By Narrow-Lock-8041 • Score: 3 • April 21, 2025 9:20 PM
I met this friend because of my work. I teach natural health and she was struggling. I brought her back to life and she and I became close. What's weird is - I traveled here to help her husband who claims he is in constant pain...
But she ended up being the one who turned around. So anyway - over the last 6 months she started opening up to me about her relationship. I actually ended up moving here to rent her furnished house (I travel around as I please usually...no roots anywhere) and live about 15 mins from them. Here's the short version:
He's verbally abusive. He's emotionally abusive. He hates her having a friend and tries to convince her that "she doesn't know me". He is SA when she is saying no.

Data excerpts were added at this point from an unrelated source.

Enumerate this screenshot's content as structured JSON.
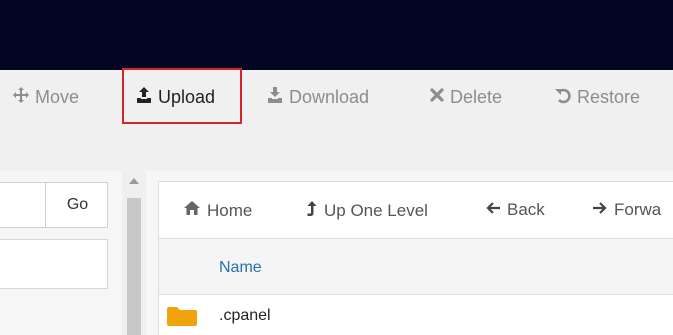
{
  "toolbar": {
    "move_label": "Move",
    "upload_label": "Upload",
    "download_label": "Download",
    "delete_label": "Delete",
    "restore_label": "Restore",
    "highlight_color": "#d6242f"
  },
  "path_bar": {
    "go_label": "Go"
  },
  "nav": {
    "home_label": "Home",
    "up_label": "Up One Level",
    "back_label": "Back",
    "forward_label": "Forwa"
  },
  "table": {
    "columns": [
      "Name"
    ],
    "rows": [
      {
        "name": ".cpanel",
        "icon": "folder-icon"
      }
    ]
  },
  "colors": {
    "header_bg": "#040522",
    "toolbar_bg": "#f0f0f0",
    "folder": "#f0a30a",
    "column_link": "#2a6fb0"
  }
}
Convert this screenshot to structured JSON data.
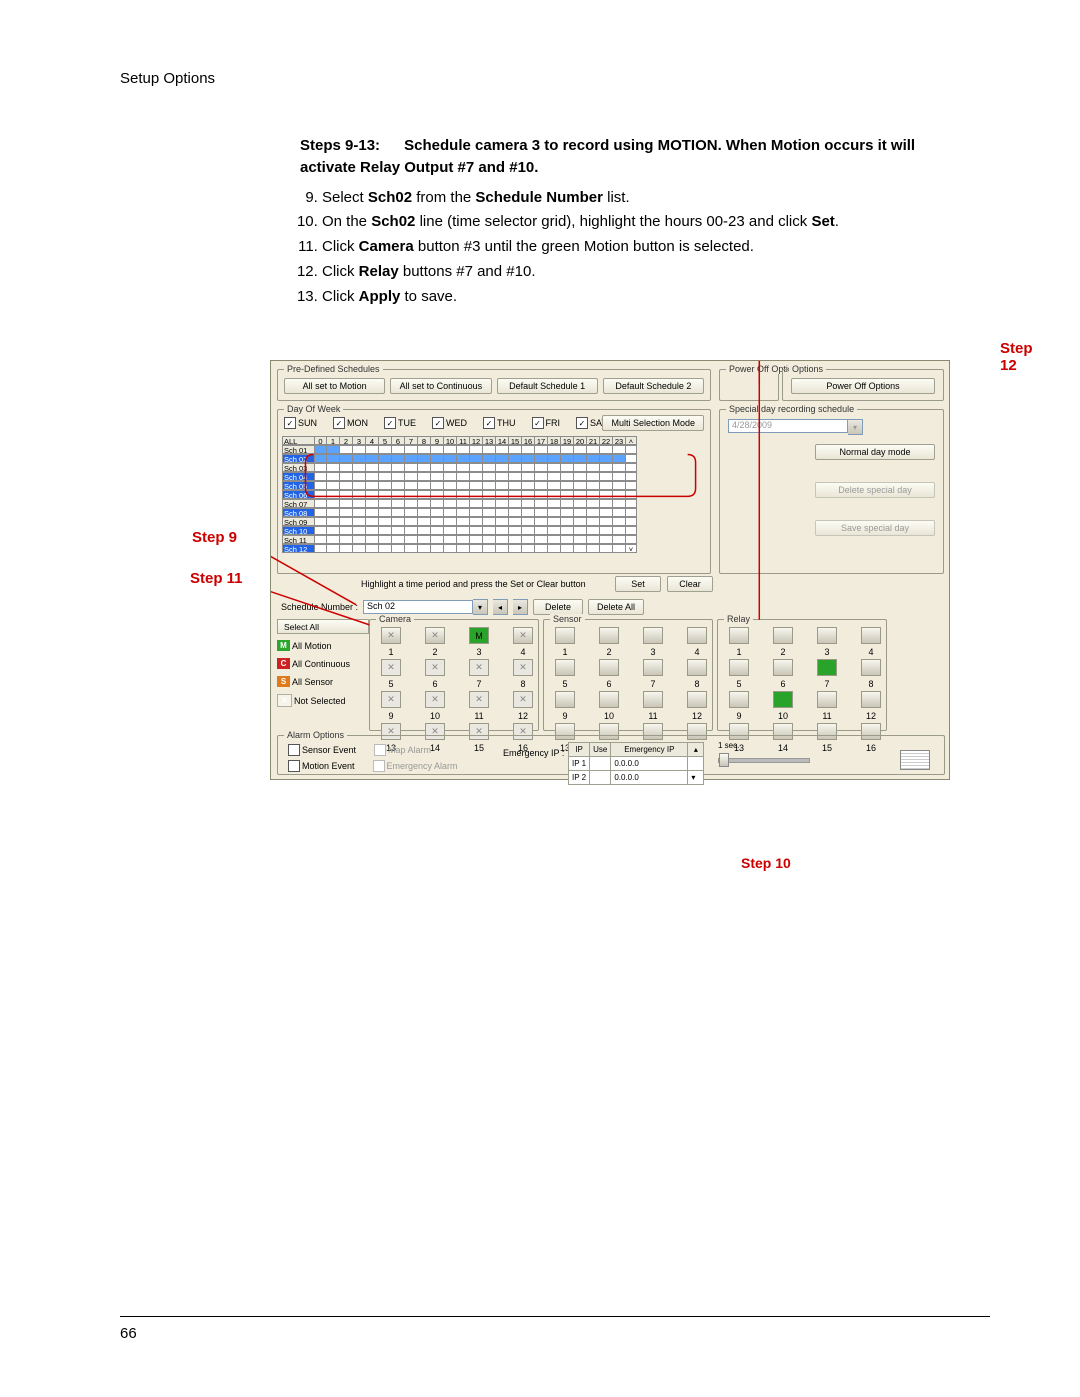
{
  "header": {
    "section": "Setup Options",
    "page_num": "66"
  },
  "instr": {
    "range": "Steps 9-13:",
    "lead": "Schedule camera 3 to record using MOTION. When Motion occurs it will activate Relay Output #7 and #10.",
    "items": [
      {
        "pre": "Select ",
        "b1": "Sch02",
        "mid": " from the ",
        "b2": "Schedule Number",
        "post": " list."
      },
      {
        "pre": "On the ",
        "b1": "Sch02",
        "mid": " line (time selector grid), highlight the hours 00-23 and click ",
        "b2": "Set",
        "post": "."
      },
      {
        "pre": "Click ",
        "b1": "Camera",
        "mid": " button #3 until the green Motion button is selected.",
        "b2": "",
        "post": ""
      },
      {
        "pre": "Click ",
        "b1": "Relay",
        "mid": " buttons #7 and #10.",
        "b2": "",
        "post": ""
      },
      {
        "pre": "Click ",
        "b1": "Apply",
        "mid": " to save.",
        "b2": "",
        "post": ""
      }
    ]
  },
  "callouts": {
    "s9": "Step 9",
    "s10": "Step 10",
    "s11": "Step 11",
    "s12": "Step 12"
  },
  "shot": {
    "group_labels": {
      "predef": "Pre-Defined Schedules",
      "dow": "Day Of Week",
      "sdrs": "Special day recording schedule",
      "power": "Power Off Options",
      "options": "Options",
      "camera": "Camera",
      "sensor": "Sensor",
      "relay": "Relay",
      "alarm": "Alarm Options"
    },
    "predef_btns": [
      "All set to Motion",
      "All set to Continuous",
      "Default Schedule 1",
      "Default Schedule 2"
    ],
    "power_off_btn": "Power Off Options",
    "days": [
      "SUN",
      "MON",
      "TUE",
      "WED",
      "THU",
      "FRI",
      "SAT"
    ],
    "msm": "Multi Selection Mode",
    "sd_date": "4/28/2009",
    "sd_btns": [
      "Normal day mode",
      "Delete special day",
      "Save special day"
    ],
    "grid": {
      "all": "ALL",
      "hours": [
        "0",
        "1",
        "2",
        "3",
        "4",
        "5",
        "6",
        "7",
        "8",
        "9",
        "10",
        "11",
        "12",
        "13",
        "14",
        "15",
        "16",
        "17",
        "18",
        "19",
        "20",
        "21",
        "22",
        "23"
      ],
      "rows": [
        "Sch 01",
        "Sch 02",
        "Sch 03",
        "Sch 04",
        "Sch 05",
        "Sch 06",
        "Sch 07",
        "Sch 08",
        "Sch 09",
        "Sch 10",
        "Sch 11",
        "Sch 12"
      ],
      "selected_rows": [
        "Sch 02",
        "Sch 04",
        "Sch 05",
        "Sch 06",
        "Sch 08",
        "Sch 10",
        "Sch 12"
      ]
    },
    "grid_help": "Highlight a time period and press the Set or Clear button",
    "set": "Set",
    "clear": "Clear",
    "schnum_label": "Schedule Number :",
    "schnum_value": "Sch 02",
    "delete": "Delete",
    "delete_all": "Delete All",
    "select_all": "Select All",
    "sel_tags": {
      "m": "M",
      "c": "C",
      "s": "S",
      "m_lbl": "All Motion",
      "c_lbl": "All Continuous",
      "s_lbl": "All Sensor",
      "n_lbl": "Not Selected"
    },
    "nums1to16": [
      "1",
      "2",
      "3",
      "4",
      "5",
      "6",
      "7",
      "8",
      "9",
      "10",
      "11",
      "12",
      "13",
      "14",
      "15",
      "16"
    ],
    "alarm": {
      "sev": "Sensor Event",
      "mev": "Motion Event",
      "map": "Map Alarm",
      "emg": "Emergency Alarm",
      "eip": "Emergency IP :",
      "th": [
        "IP",
        "Use",
        "Emergency IP"
      ],
      "r1": [
        "IP 1",
        "",
        "0.0.0.0"
      ],
      "r2": [
        "IP 2",
        "",
        "0.0.0.0"
      ],
      "sec": "1 sec."
    }
  }
}
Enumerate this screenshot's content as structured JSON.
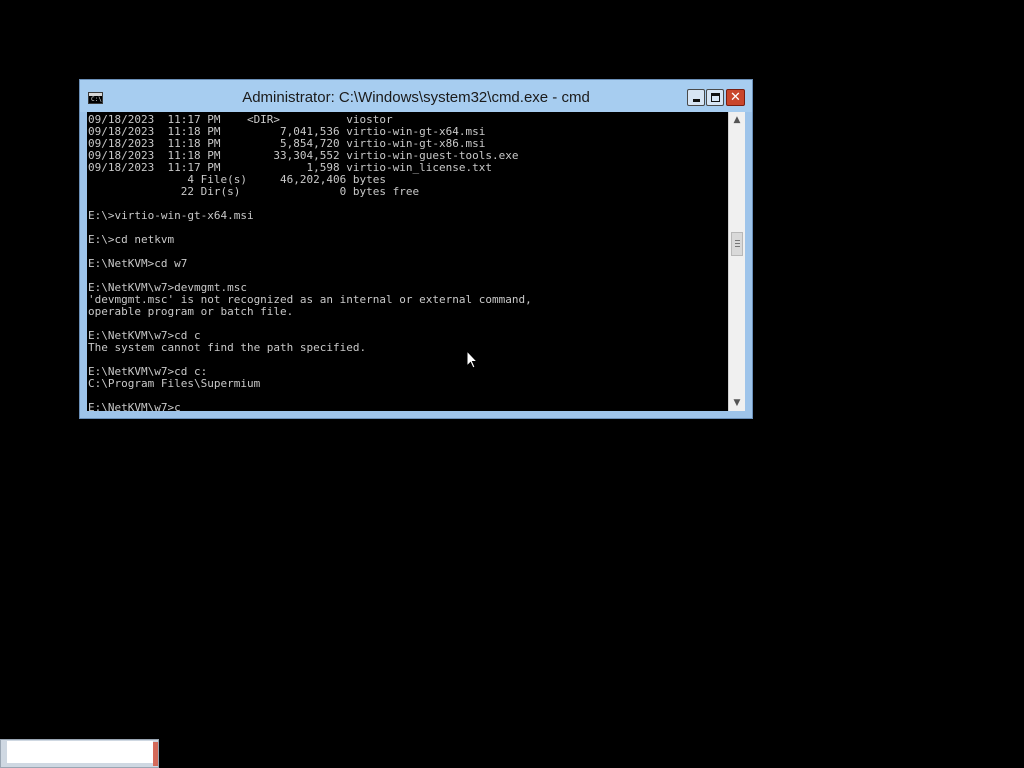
{
  "window": {
    "title": "Administrator: C:\\Windows\\system32\\cmd.exe - cmd",
    "icon_glyph": "C:\\",
    "close_glyph": "✕"
  },
  "console": {
    "lines": [
      "09/18/2023  11:17 PM    <DIR>          viostor",
      "09/18/2023  11:18 PM         7,041,536 virtio-win-gt-x64.msi",
      "09/18/2023  11:18 PM         5,854,720 virtio-win-gt-x86.msi",
      "09/18/2023  11:18 PM        33,304,552 virtio-win-guest-tools.exe",
      "09/18/2023  11:17 PM             1,598 virtio-win_license.txt",
      "               4 File(s)     46,202,406 bytes",
      "              22 Dir(s)               0 bytes free",
      "",
      "E:\\>virtio-win-gt-x64.msi",
      "",
      "E:\\>cd netkvm",
      "",
      "E:\\NetKVM>cd w7",
      "",
      "E:\\NetKVM\\w7>devmgmt.msc",
      "'devmgmt.msc' is not recognized as an internal or external command,",
      "operable program or batch file.",
      "",
      "E:\\NetKVM\\w7>cd c",
      "The system cannot find the path specified.",
      "",
      "E:\\NetKVM\\w7>cd c:",
      "C:\\Program Files\\Supermium",
      ""
    ],
    "prompt_line": "E:\\NetKVM\\w7>c"
  },
  "colors": {
    "title_bar": "#a7cdf0",
    "console_bg": "#000000",
    "console_text": "#c9c9c9",
    "close_button": "#c9462c"
  }
}
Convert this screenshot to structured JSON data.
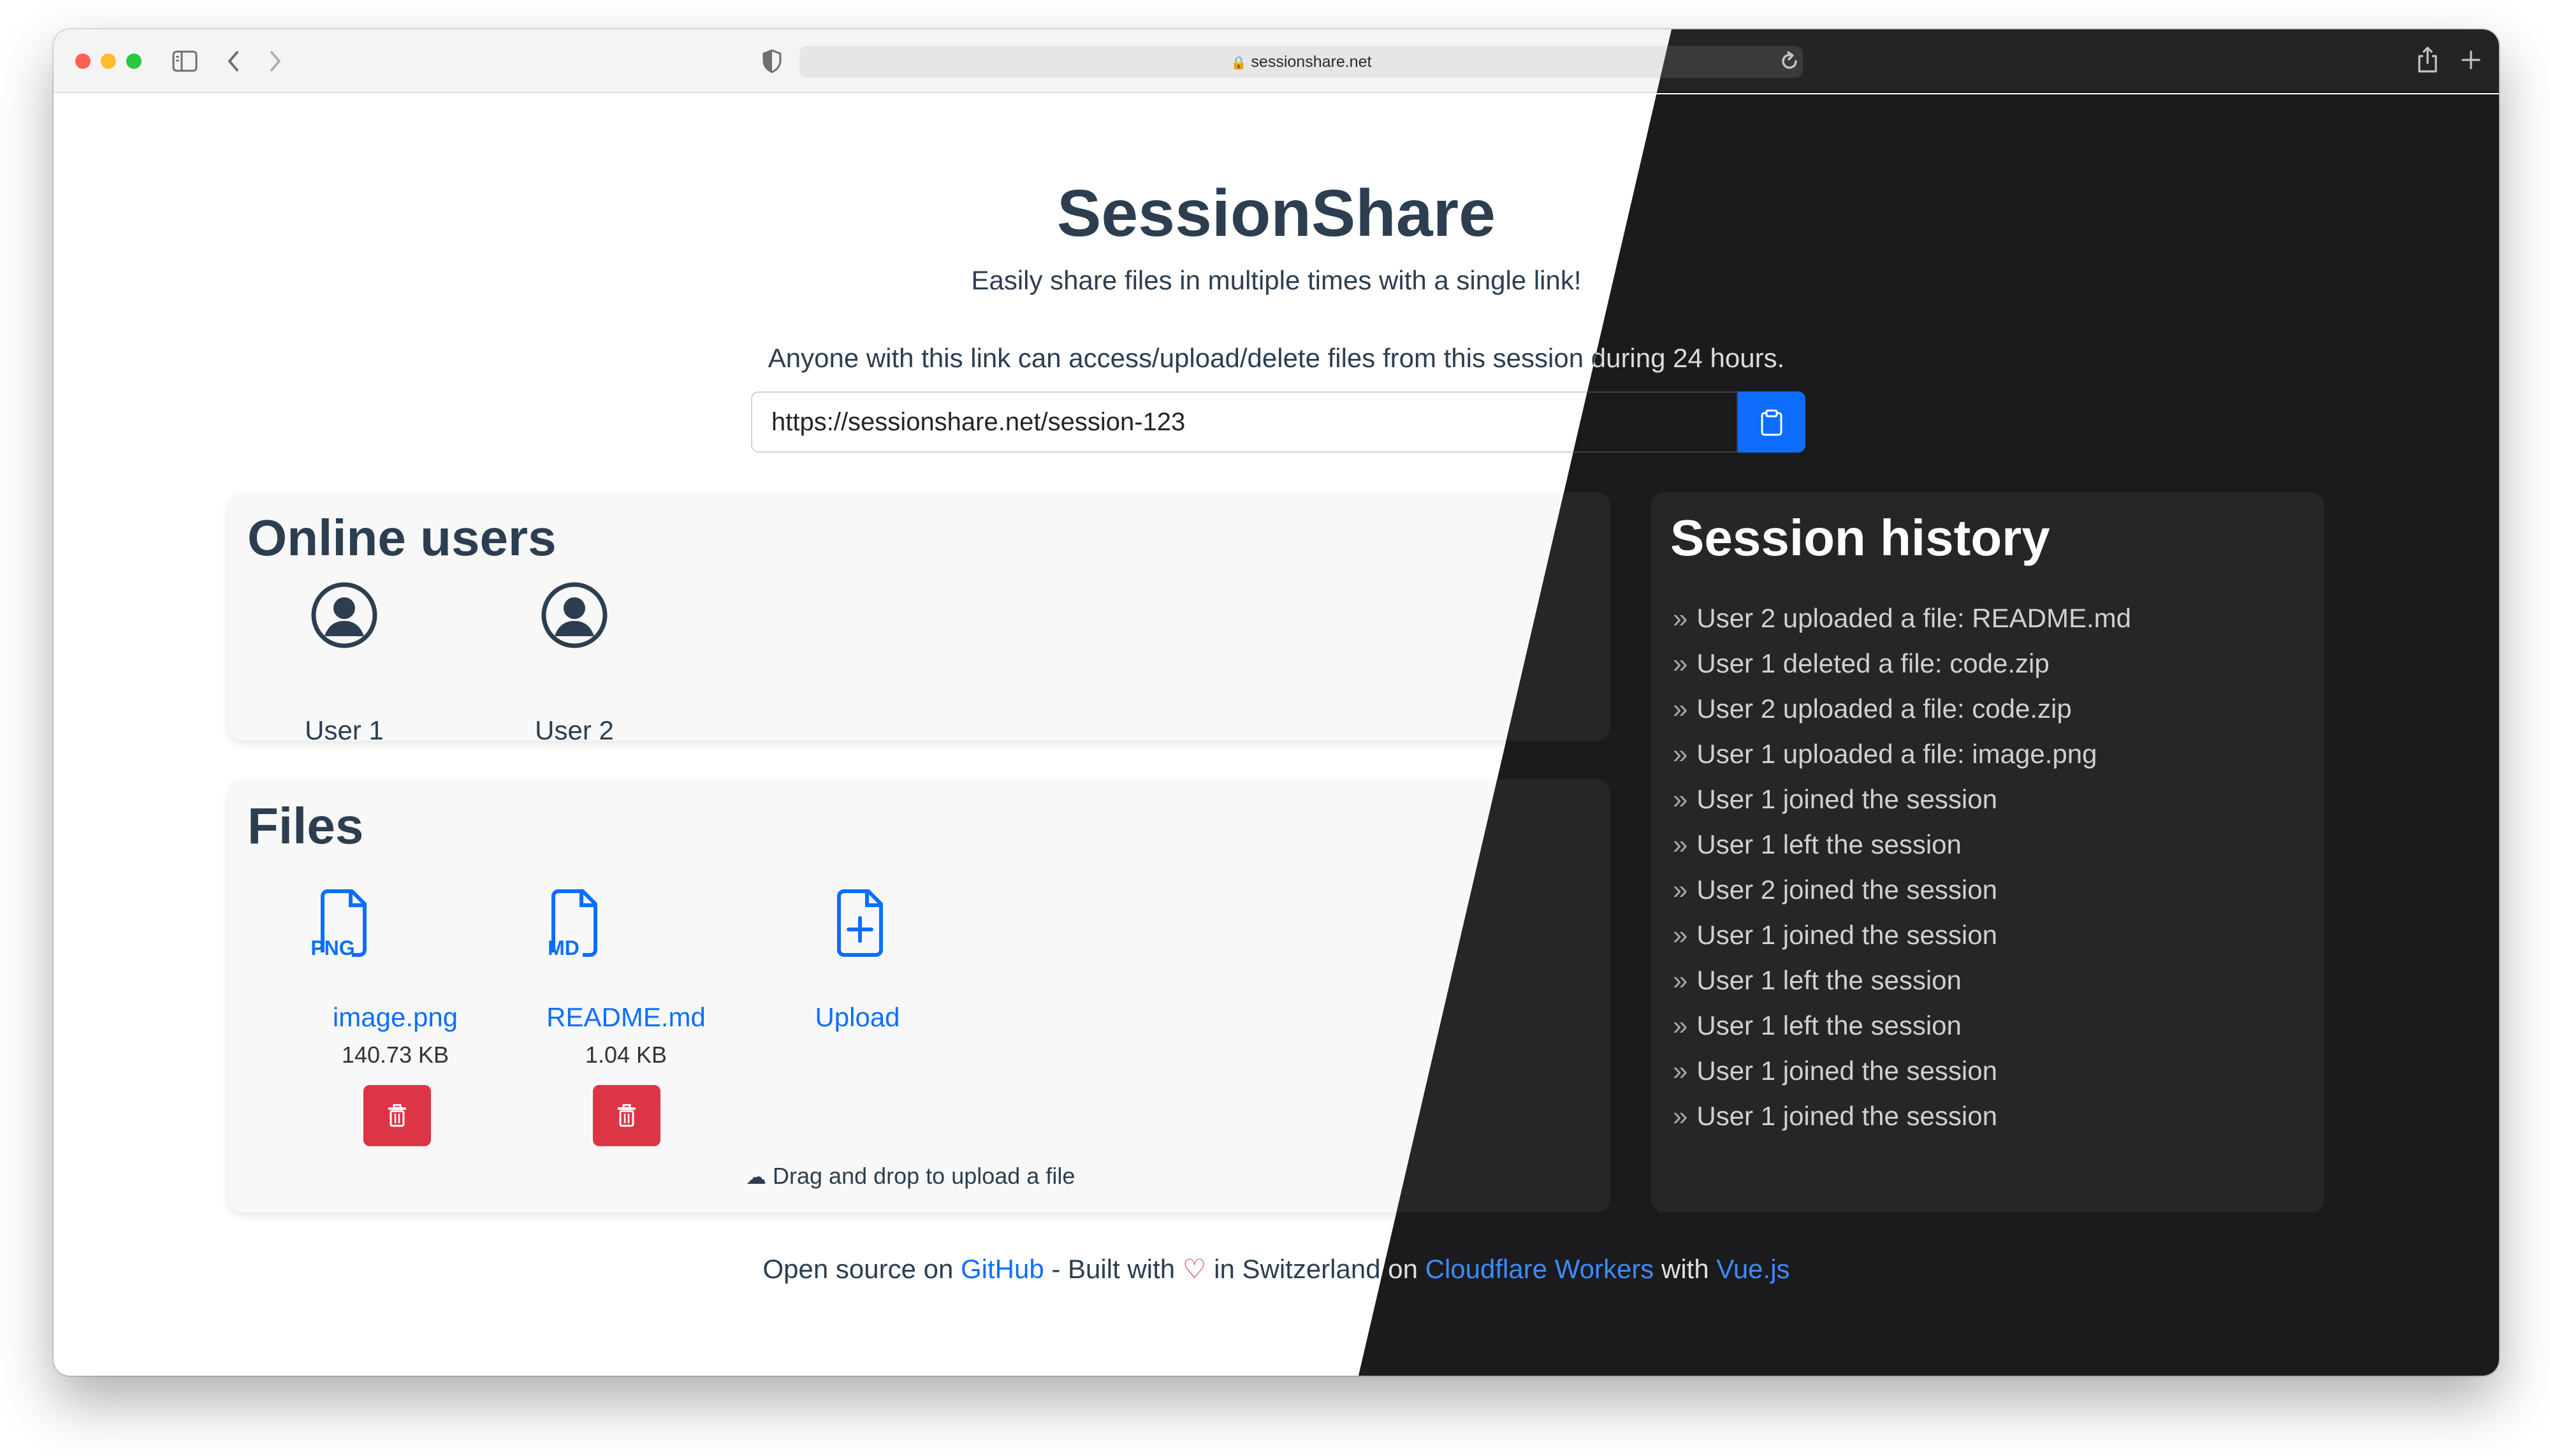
{
  "browser": {
    "url": "sessionshare.net",
    "controls": [
      "sidebar-icon",
      "back-icon",
      "forward-icon",
      "shield-icon",
      "lock-icon",
      "reload-icon",
      "share-icon",
      "new-tab-icon",
      "tabs-icon"
    ]
  },
  "page": {
    "title": "SessionShare",
    "subtitle": "Easily share files in multiple times with a single link!",
    "notice": "Anyone with this link can access/upload/delete files from this session during 24 hours.",
    "session_link": "https://sessionshare.net/session-123"
  },
  "online_users": {
    "title": "Online users",
    "users": [
      "User 1",
      "User 2"
    ]
  },
  "files": {
    "title": "Files",
    "items": [
      {
        "badge": "PNG",
        "name": "image.png",
        "size": "140.73 KB"
      },
      {
        "badge": "MD",
        "name": "README.md",
        "size": "1.04 KB"
      }
    ],
    "upload_label": "Upload",
    "drag_hint": "Drag and drop to upload a file"
  },
  "history": {
    "title": "Session history",
    "items": [
      "User 2 uploaded a file: README.md",
      "User 1 deleted a file: code.zip",
      "User 2 uploaded a file: code.zip",
      "User 1 uploaded a file: image.png",
      "User 1 joined the session",
      "User 1 left the session",
      "User 2 joined the session",
      "User 1 joined the session",
      "User 1 left the session",
      "User 1 left the session",
      "User 1 joined the session",
      "User 1 joined the session"
    ]
  },
  "footer": {
    "open_source": "Open source on",
    "github": "GitHub",
    "built_with": "- Built with",
    "in_switzerland": "in Switzerland on",
    "cloudflare": "Cloudflare Workers",
    "with": "with",
    "vue": "Vue.js"
  },
  "colors": {
    "accent": "#0d6efd",
    "danger": "#dc3545",
    "text": "#2c3e50",
    "dark_bg": "#1b1b1d"
  }
}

He yells and screams at her, throws thing, smashes things nearly every other day.
He threatens to leave, packs all his stuff, she calls me crying and I tell her we got this!!! Fuck that guy!!! And offer my full support. Then I hear nothing. Right now it's been 2 days and she actually involved me in this last argument as he was screaming at her and she called me. I went off on him and told him that if he cannot stand her and she sucks so badly to please leave.
He has no money. He doesn't work. And she has a huge nest egg he is just draining. 15k$ boats, quads, tractors, side by sides, food, cigarettes etc! She pays for it all. She's also paid thousands on testing to see what is wrong with him. His tests are all normal. She states he only uses his cane and whines in pain when people are around or if she tells him he's hurting her.
So - I have a history of abusive relationships as it took me forever to figure out I was attracting them because I wasn't healed. I worked on this for a long time and I'm still a work in progress.
Because of his violent outbursts and the fact he grabbed her by the arm this last time - all I can think of is he's got her so manipulated back into his ways that she's literally scared to text me because of his reaction.
Now I'm worried I will be getting evicted for simply just trying to protect my friend. I text today to ask if she was alright and she said she'd call in an hour but that was 4 hours ago.
My anxiety is high - I am worried about her. But I'm realizing that none of this is healthy for me. Now I want to plan my escape and not be renting this house or any of it. It will take me a month to save up enough to bolt as I'm a nomad and rentals are not cheap.
Am I the asshole for wanting to quietly plan my escape and just leave this all behind me? It is triggering old stuff in me and I do NOT like feeling like this. How would you handle it?
BTW I have a 16 yr old son with me who picked up on their weird dynamic right away. He's also massively uncomfortable.
Gahhh...please help. My heart rate is 165 just typing this out... I have Come so far and feel myself backsliding to an anxious mess.